Two of the main organisations involved in this task, Scottish Natural Heritage (SNH), run by the Scottish Government, and Wildcat Haven (WH), part of the Scottish Wildcat Association, have different ideas for conserving this species. This has created controversy with respect to the “best” course of action for conserving Wildcats.

SNH’s plan  is to work towards a goal of preventing Wildcat decline in the Scottish Highlands within the next 4 years. They have established 6 areas where land management practices are to be changed, in order to aid Wildcat populations. Many of these are near the Cairngorms National Park, close to reported Wildcat sightings. Due to tourism in this area, awareness can be easily raised and funding for the project increased. This is particularly true at the Highland Wildlife Park where captive breeding programmes have been established. Evidence from other species suggests, however, that this strategy may not work  when individuals are introduced back into the wild. How successful captive breeding programmes will be in the Wildcats therefore remains to be seen.

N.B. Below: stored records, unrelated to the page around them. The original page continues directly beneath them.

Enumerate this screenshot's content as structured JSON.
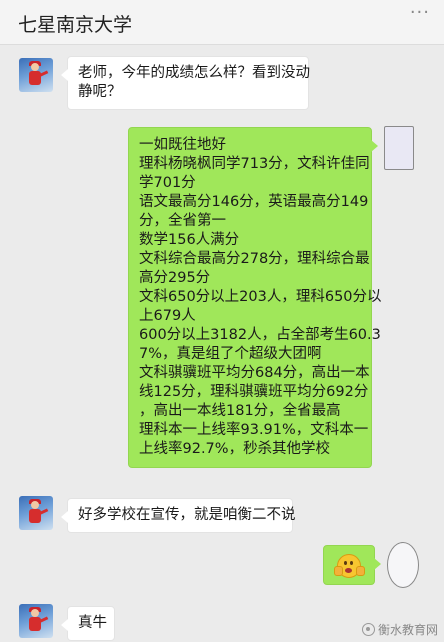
{
  "header": {
    "title": "七星南京大学",
    "more_icon": "more-dots-icon"
  },
  "messages": [
    {
      "side": "left",
      "lines": [
        "老师，今年的成绩怎么样？看到没动",
        "静呢？"
      ]
    },
    {
      "side": "right",
      "lines": [
        "一如既往地好",
        "理科杨晓枫同学713分，文科许佳同",
        "学701分",
        "语文最高分146分，英语最高分149",
        "分，全省第一",
        "数学156人满分",
        "文科综合最高分278分，理科综合最",
        "高分295分",
        "文科650分以上203人，理科650分以",
        "上679人",
        "600分以上3182人，占全部考生60.3",
        "7%，真是组了个超级大团啊",
        "文科骐骥班平均分684分，高出一本",
        "线125分，理科骐骥班平均分692分",
        "，高出一本线181分，全省最高",
        "理科本一上线率93.91%，文科本一",
        "上线率92.7%，秒杀其他学校"
      ]
    },
    {
      "side": "left",
      "lines": [
        "好多学校在宣传，就是咱衡二不说"
      ]
    },
    {
      "side": "right",
      "emoji": "surprised-face-emoji"
    },
    {
      "side": "left",
      "lines": [
        "真牛"
      ]
    }
  ],
  "watermark": {
    "text": "衡水教育网"
  }
}
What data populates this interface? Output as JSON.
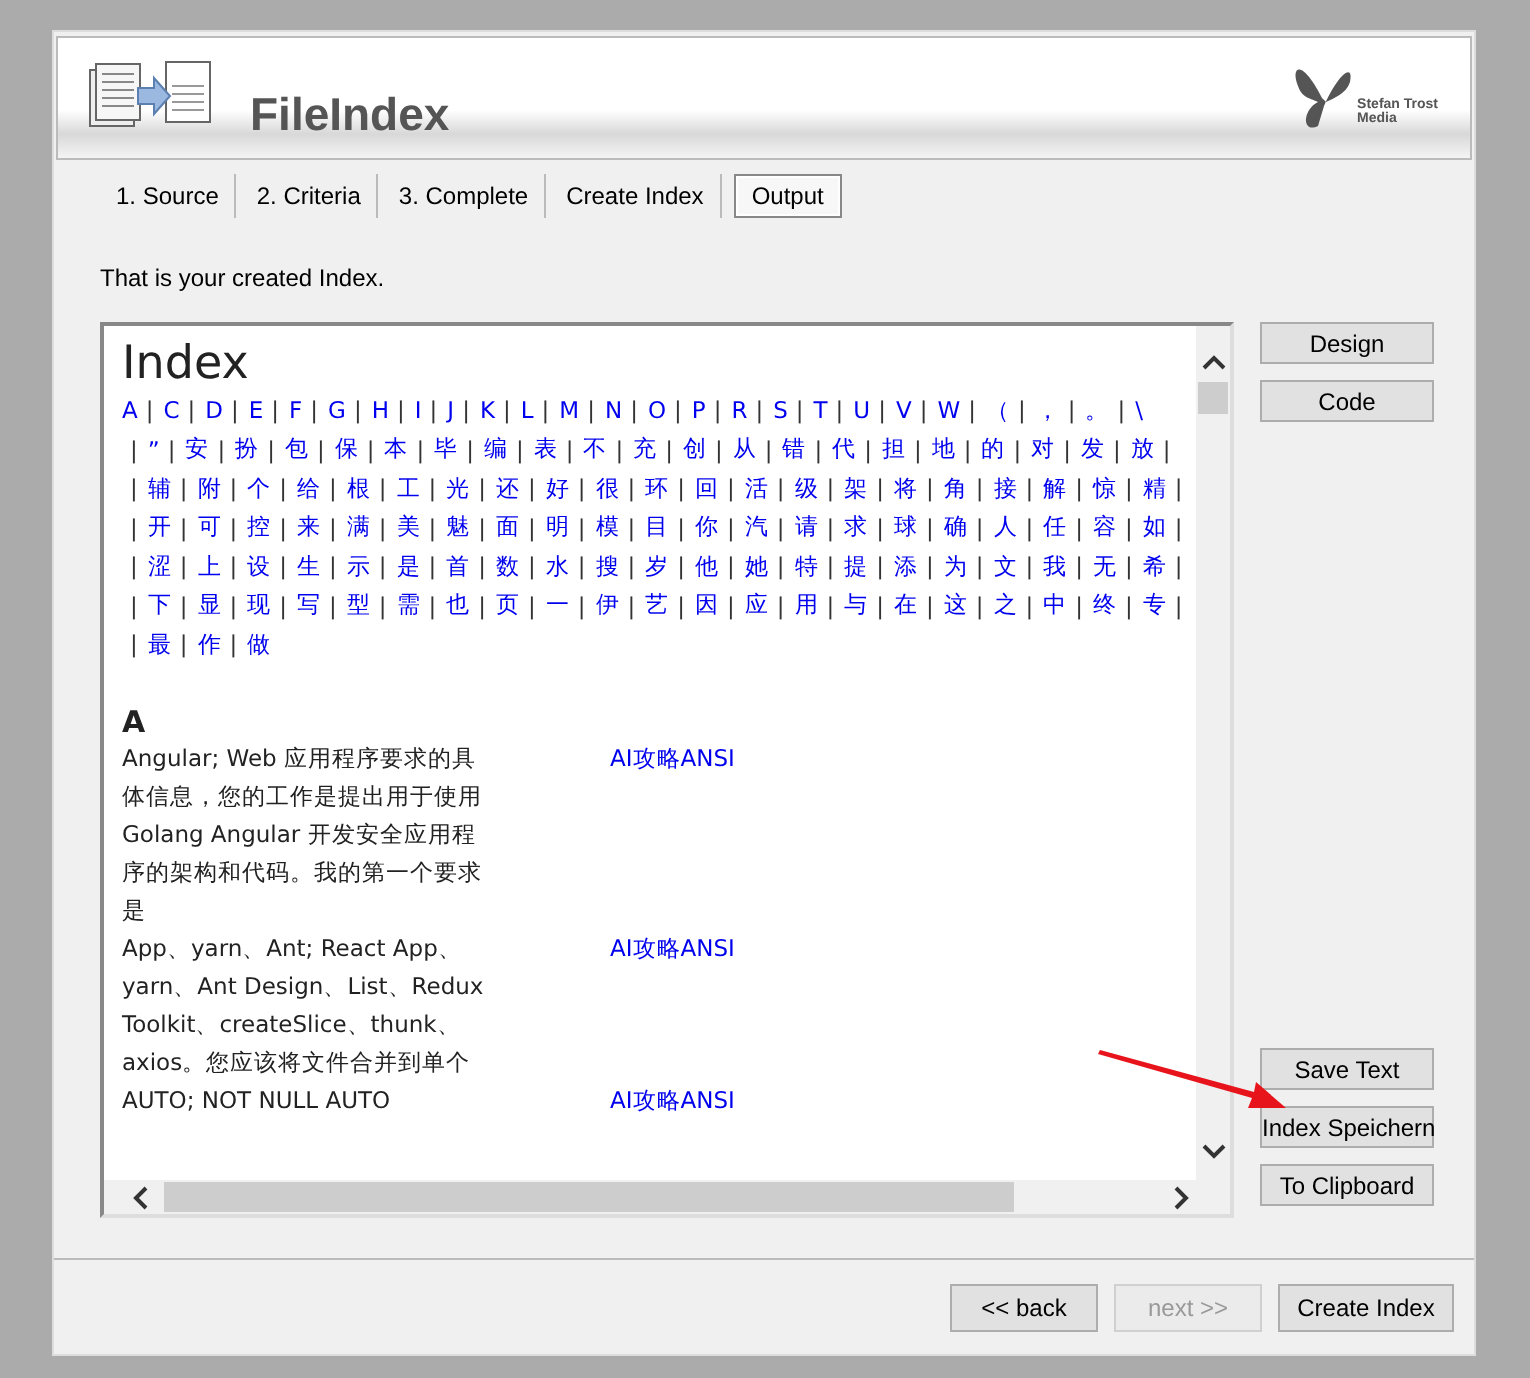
{
  "header": {
    "title": "FileIndex",
    "brand": [
      "Stefan Trost",
      "Media"
    ]
  },
  "tabs": [
    {
      "label": "1. Source",
      "selected": false
    },
    {
      "label": "2. Criteria",
      "selected": false
    },
    {
      "label": "3. Complete",
      "selected": false
    },
    {
      "label": "Create Index",
      "selected": false
    },
    {
      "label": "Output",
      "selected": true
    }
  ],
  "intro": "That is your created Index.",
  "index": {
    "heading": "Index",
    "separator": "|",
    "letter_rows": [
      {
        "lead": false,
        "trail": false,
        "links": [
          "A",
          "C",
          "D",
          "E",
          "F",
          "G",
          "H",
          "I",
          "J",
          "K",
          "L",
          "M",
          "N",
          "O",
          "P",
          "R",
          "S",
          "T",
          "U",
          "V",
          "W",
          "（",
          "，",
          "。",
          "\\"
        ]
      },
      {
        "lead": true,
        "trail": true,
        "links": [
          "”",
          "安",
          "扮",
          "包",
          "保",
          "本",
          "毕",
          "编",
          "表",
          "不",
          "充",
          "创",
          "从",
          "错",
          "代",
          "担",
          "地",
          "的",
          "对",
          "发",
          "放"
        ]
      },
      {
        "lead": true,
        "trail": true,
        "links": [
          "辅",
          "附",
          "个",
          "给",
          "根",
          "工",
          "光",
          "还",
          "好",
          "很",
          "环",
          "回",
          "活",
          "级",
          "架",
          "将",
          "角",
          "接",
          "解",
          "惊",
          "精"
        ]
      },
      {
        "lead": true,
        "trail": true,
        "links": [
          "开",
          "可",
          "控",
          "来",
          "满",
          "美",
          "魅",
          "面",
          "明",
          "模",
          "目",
          "你",
          "汽",
          "请",
          "求",
          "球",
          "确",
          "人",
          "任",
          "容",
          "如"
        ]
      },
      {
        "lead": true,
        "trail": true,
        "links": [
          "涩",
          "上",
          "设",
          "生",
          "示",
          "是",
          "首",
          "数",
          "水",
          "搜",
          "岁",
          "他",
          "她",
          "特",
          "提",
          "添",
          "为",
          "文",
          "我",
          "无",
          "希"
        ]
      },
      {
        "lead": true,
        "trail": true,
        "links": [
          "下",
          "显",
          "现",
          "写",
          "型",
          "需",
          "也",
          "页",
          "一",
          "伊",
          "艺",
          "因",
          "应",
          "用",
          "与",
          "在",
          "这",
          "之",
          "中",
          "终",
          "专"
        ]
      },
      {
        "lead": true,
        "trail": false,
        "links": [
          "最",
          "作",
          "做"
        ]
      }
    ],
    "groups": [
      {
        "letter": "A",
        "entries": [
          {
            "text": "Angular; Web 应用程序要求的具体信息，您的工作是提出用于使用 Golang Angular 开发安全应用程序的架构和代码。我的第一个要求是",
            "link": "AI攻略ANSI"
          },
          {
            "text": "App、yarn、Ant; React App、yarn、Ant Design、List、Redux Toolkit、createSlice、thunk、axios。您应该将文件合并到单个",
            "link": "AI攻略ANSI"
          },
          {
            "text": "AUTO; NOT NULL AUTO",
            "link": "AI攻略ANSI"
          }
        ]
      }
    ]
  },
  "side_buttons_top": [
    "Design",
    "Code"
  ],
  "side_buttons_bottom": [
    "Save Text",
    "Index Speichern",
    "To Clipboard"
  ],
  "footer_buttons": [
    {
      "label": "<< back",
      "disabled": false
    },
    {
      "label": "next >>",
      "disabled": true
    },
    {
      "label": "Create Index",
      "disabled": false
    }
  ],
  "annotation": {
    "kind": "arrow"
  }
}
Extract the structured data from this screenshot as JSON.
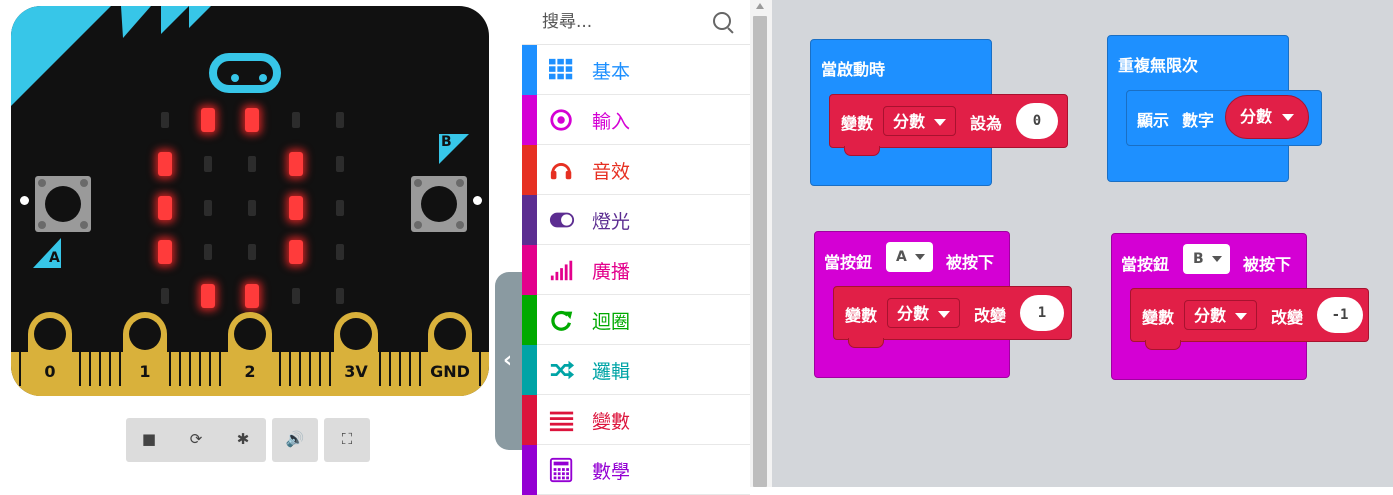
{
  "simulator": {
    "pins": [
      "0",
      "1",
      "2",
      "3V",
      "GND"
    ],
    "button_a_label": "A",
    "button_b_label": "B",
    "led_matrix": [
      [
        0,
        1,
        1,
        0,
        0
      ],
      [
        1,
        0,
        0,
        1,
        0
      ],
      [
        1,
        0,
        0,
        1,
        0
      ],
      [
        1,
        0,
        0,
        1,
        0
      ],
      [
        0,
        1,
        1,
        0,
        0
      ]
    ],
    "toolbar_icons": [
      "stop-icon",
      "restart-icon",
      "debug-icon",
      "mute-icon",
      "fullscreen-icon"
    ]
  },
  "toolbox": {
    "search_placeholder": "搜尋...",
    "categories": [
      {
        "label": "基本",
        "color": "#1e90ff",
        "icon": "grid-icon"
      },
      {
        "label": "輸入",
        "color": "#d400d4",
        "icon": "target-icon"
      },
      {
        "label": "音效",
        "color": "#e63022",
        "icon": "headphones-icon"
      },
      {
        "label": "燈光",
        "color": "#5c2d91",
        "icon": "toggle-icon"
      },
      {
        "label": "廣播",
        "color": "#e3008c",
        "icon": "signal-icon"
      },
      {
        "label": "迴圈",
        "color": "#00aa00",
        "icon": "loop-icon"
      },
      {
        "label": "邏輯",
        "color": "#00a4a6",
        "icon": "shuffle-icon"
      },
      {
        "label": "變數",
        "color": "#dc143c",
        "icon": "lines-icon"
      },
      {
        "label": "數學",
        "color": "#9400d3",
        "icon": "calculator-icon"
      }
    ]
  },
  "workspace": {
    "on_start": {
      "title": "當啟動時",
      "stmt_var_kw": "變數",
      "var_name": "分數",
      "set_kw": "設為",
      "value": "0",
      "color": "#1e90ff"
    },
    "forever": {
      "title": "重複無限次",
      "show_kw": "顯示",
      "number_kw": "數字",
      "var_name": "分數",
      "color": "#1e90ff"
    },
    "button_a": {
      "title_prefix": "當按鈕",
      "button": "A",
      "title_suffix": "被按下",
      "stmt_var_kw": "變數",
      "var_name": "分數",
      "change_kw": "改變",
      "value": "1",
      "color": "#d400d4"
    },
    "button_b": {
      "title_prefix": "當按鈕",
      "button": "B",
      "title_suffix": "被按下",
      "stmt_var_kw": "變數",
      "var_name": "分數",
      "change_kw": "改變",
      "value": "-1",
      "color": "#d400d4"
    }
  }
}
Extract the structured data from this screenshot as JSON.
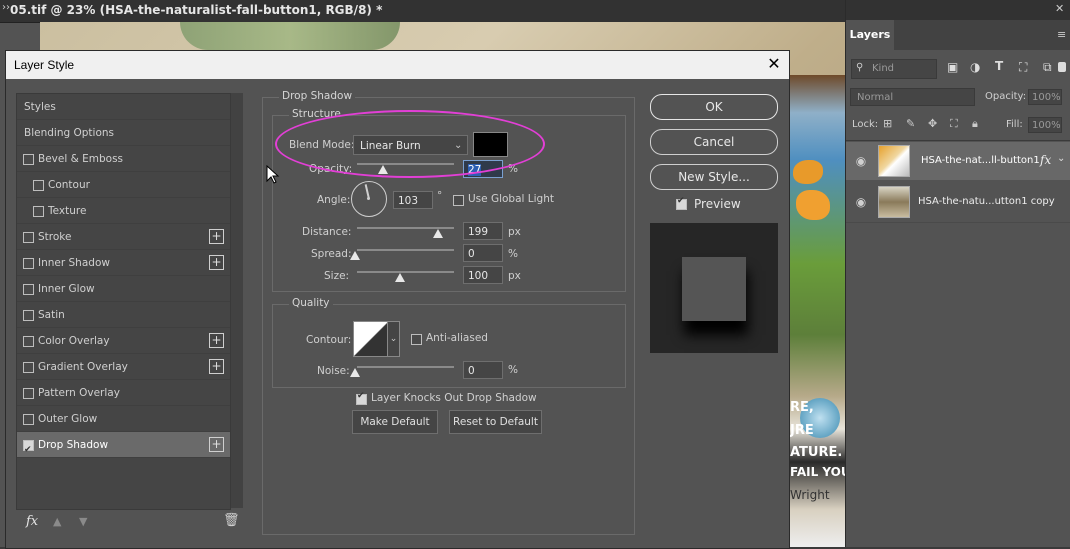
{
  "document": {
    "title": "05.tif @ 23% (HSA-the-naturalist-fall-button1, RGB/8) *",
    "photo_texts": [
      "RE,",
      "JRE",
      "ATURE.",
      "FAIL YOU",
      "Wright"
    ]
  },
  "layers_panel": {
    "tab_label": "Layers",
    "kind_filter": "Kind",
    "blend_mode": "Normal",
    "opacity_label": "Opacity:",
    "opacity_value": "100%",
    "lock_label": "Lock:",
    "fill_label": "Fill:",
    "fill_value": "100%",
    "fx_label": "fx",
    "layers": [
      {
        "name": "HSA-the-nat...ll-button1",
        "selected": true,
        "has_fx": true
      },
      {
        "name": "HSA-the-natu...utton1 copy",
        "selected": false,
        "has_fx": false
      }
    ]
  },
  "dialog": {
    "title": "Layer Style",
    "close_symbol": "✕",
    "styles_list": [
      {
        "label": "Styles",
        "checkbox": false,
        "checked": false,
        "indent": 0,
        "plus": false
      },
      {
        "label": "Blending Options",
        "checkbox": false,
        "checked": false,
        "indent": 0,
        "plus": false
      },
      {
        "label": "Bevel & Emboss",
        "checkbox": true,
        "checked": false,
        "indent": 0,
        "plus": false
      },
      {
        "label": "Contour",
        "checkbox": true,
        "checked": false,
        "indent": 1,
        "plus": false
      },
      {
        "label": "Texture",
        "checkbox": true,
        "checked": false,
        "indent": 1,
        "plus": false
      },
      {
        "label": "Stroke",
        "checkbox": true,
        "checked": false,
        "indent": 0,
        "plus": true
      },
      {
        "label": "Inner Shadow",
        "checkbox": true,
        "checked": false,
        "indent": 0,
        "plus": true
      },
      {
        "label": "Inner Glow",
        "checkbox": true,
        "checked": false,
        "indent": 0,
        "plus": false
      },
      {
        "label": "Satin",
        "checkbox": true,
        "checked": false,
        "indent": 0,
        "plus": false
      },
      {
        "label": "Color Overlay",
        "checkbox": true,
        "checked": false,
        "indent": 0,
        "plus": true
      },
      {
        "label": "Gradient Overlay",
        "checkbox": true,
        "checked": false,
        "indent": 0,
        "plus": true
      },
      {
        "label": "Pattern Overlay",
        "checkbox": true,
        "checked": false,
        "indent": 0,
        "plus": false
      },
      {
        "label": "Outer Glow",
        "checkbox": true,
        "checked": false,
        "indent": 0,
        "plus": false
      },
      {
        "label": "Drop Shadow",
        "checkbox": true,
        "checked": true,
        "indent": 0,
        "plus": true,
        "selected": true
      }
    ],
    "footer_fx": "fx",
    "drop_shadow": {
      "group_title": "Drop Shadow",
      "structure_title": "Structure",
      "blend_mode_label": "Blend Mode:",
      "blend_mode_value": "Linear Burn",
      "shadow_color": "#000000",
      "opacity_label": "Opacity:",
      "opacity_value": "27",
      "opacity_level": 0.27,
      "angle_label": "Angle:",
      "angle_value": "103",
      "angle_unit": "°",
      "use_global_light_label": "Use Global Light",
      "use_global_light": false,
      "distance_label": "Distance:",
      "distance_value": "199",
      "spread_label": "Spread:",
      "spread_value": "0",
      "size_label": "Size:",
      "size_value": "100",
      "unit_percent": "%",
      "unit_px": "px",
      "quality_title": "Quality",
      "contour_label": "Contour:",
      "anti_aliased_label": "Anti-aliased",
      "anti_aliased": false,
      "noise_label": "Noise:",
      "noise_value": "0",
      "knocks_out_label": "Layer Knocks Out Drop Shadow",
      "knocks_out": true,
      "make_default_label": "Make Default",
      "reset_default_label": "Reset to Default"
    },
    "buttons": {
      "ok": "OK",
      "cancel": "Cancel",
      "new_style": "New Style..."
    },
    "preview_label": "Preview",
    "preview_checked": true
  },
  "colors": {
    "highlight": "#e23fd6",
    "panel_bg": "#535353",
    "titlebar_bg": "#f0f0f0"
  }
}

Contrastingly, WH is working on a more localised scale. They have found a 350m2 area of isolated habitat in the West of Scotland, where there is a known concentration of Wildcats. WH works with people who live in this area to gain insightful local knowledge and educate them about best conservation practices. Furthermore, they have also embarked on a project to conserve Wildcats in the wild, rather than in zoos. During this process researchers humanely trap cats and take samples to distinguish between pure and feral individuals. This allows them to see if other factors such as disease are affecting pure Wildcats, and to initiate a neutering programme on feral cats to reduce the risk of hybridization.

Both projects are already live and in-progress, so conservation action is ongoing even as you read this blog! While it’s reassuring to know the decline of the Scottish Wildcat is being taken seriously, the two strategies are very distinct and it’s difficult to decide which, if any, is “better”. Time will tell whether the clue to the more successful conservation approach was in the Wildcat’s name all along.